Sermon Preached at St Stephen's Walbrook for the Thursday after Ash Wednesday
2nd Mar 2017
Sermon for St Stephen’s Walbrook
The Thursday after Ash Wednesday 2017
“Your faith has made you well” 18.42b.
Yesterday, Ash Wednesday was a very revealing day for me, for by its end I was forced to recognise Christ’s presence as both openly declared and as a hidden secret. I had spent the early morning on the Euston Road, opposite King’s Cross Station, offering the many commuters ‘ashes to go’. Over a period of an hour we ‘ashed’ sixty eight people, who went away with the black smeared crosses emblazoned upon their foreheads. The sign of the cross when seen like this is so very visible, and for many, unmistakable. And then in the evening, at the Ash Wednesday Eucharist with Imposition of Ashes the gospel reading provided a strict instruction in hiding any sign of personal piety and prayer before others lest you succumb to the sin of pride and make all your acts worthless. The Gospel makes mention of the God who sees in secret and who rewards in secret. His presence is a necessarily hidden one. So why the showy black crosses?

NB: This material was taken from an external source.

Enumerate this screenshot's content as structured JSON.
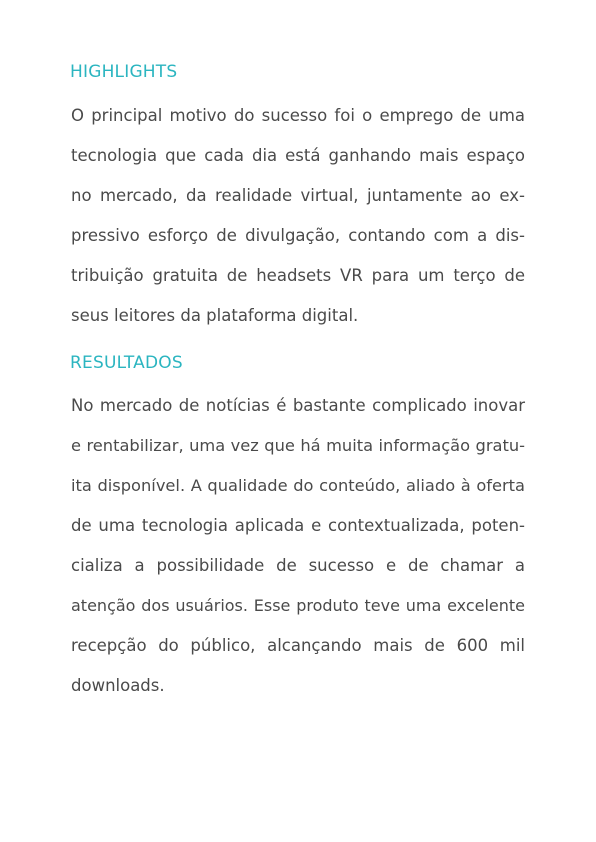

The simple answer is this: that these are not marks of a completed or successful act of personal piety, God knows none of us have done anything deserving such a reward. Rather these strange, dark crosses, made into a balm of burnt palm leaves and holy oil, symbolise the impending Passion , Death and Resurrection of Christ. As Christ’s ultimate, saving acts, they provide the key which inhabits, informs and then crowns our own very testing experience of mortality. With characteristic boldness, St Paul reminds us in Romans 6.3 that “If we become one in a death like His, we shall certainly become one with him in a Resurrection like his”. The crosses are marks of our shaky, mortal faith and not our vanity.
In today’s Gospel reading from Luke, Jesus discloses his own going to death as a kind of secret. I say a ‘kind’ of secret because for Jesus, this disclosure is an open one and even claims its veracity via the ancient prophets. But touchingly, maddeningly, the disciples do not understand that this dire prediction concerns their Lord and Master, their teacher and rabbi. Remember the old saying, best spoken in a Yorkshire accent, ‘There’s nowt so blind as them which cannot see’. The disciples’ misunderstanding is to lead to a turning away from the Saviour at the crucial moment. It contributes to their status as fair weather friends. But they are not to be so easily diminished, and our Gospel reading saves them from any kind of summary dismissal. This is because the Gospels will always convey, in no uncertain terms, the radically compassionate, constant, merciful and forgiving God who never withdraws his favour or retracts his Call from them or us, even though from the human point of view circumstances and persons stretch this trust almost to breaking point.
Our Gospel shows this radical compassion in the healing of the blind man. He addresses Jesus as ‘Son of David’ or ‘Messiah’. He, this blind man, knows something that the disciples do not, that Jesus is The Messiah, the One who is to come. The man has done nothing more to deserve the restoration of his sight than that he believes this to be the case. Nothing at all. But for Luke this is the new reality, the one in which God the Father’s endless and unsurpassable love and mercy is recognised in the Son. The blind man’s ‘yes’ to this is enough. The inner seeing capability of the blind man is in Christ transformed by Christ into actual, physical sight. But the inner seeing is presented to us as primary.
The Gospels all allow us to see that the disciples and we too, inhabit the place of both seeing and unseeing. Our understanding of Jesus Christ helps us all the more to consider how and in what manner their understanding of Jesus, though partial and unheeding, is to be radically and painfully and finally joyfully fulfilled in his suffering, passion, death and resurrection. Lent calls us out and calls us forward, beckons us to realise something these things in forty days and forty nights.
Jesus, occupies the place of the suffering servant. Jesus’ Messiahship and the pain and the tension of unwanted, unheeded disclosure must echo the frustrated message of the prophet Isaiah when, in the experience of its rejection he would say, “You will listen and listen, but never understand. You will look and look, but never see”. Isaiah 6.9
But now, in Jesus, Luke is reminding us that even given our partial sight, our incomplete faith, and our own tendency to fall away from the Christian faith, God nonetheless believes in each one of us and in this we are never lost or confounded. In his Son Jesus Christ we are never forsaken. Thus He may still say to us, even now: “Receive your sight, your faith is making you well”. Wear your cross with pride.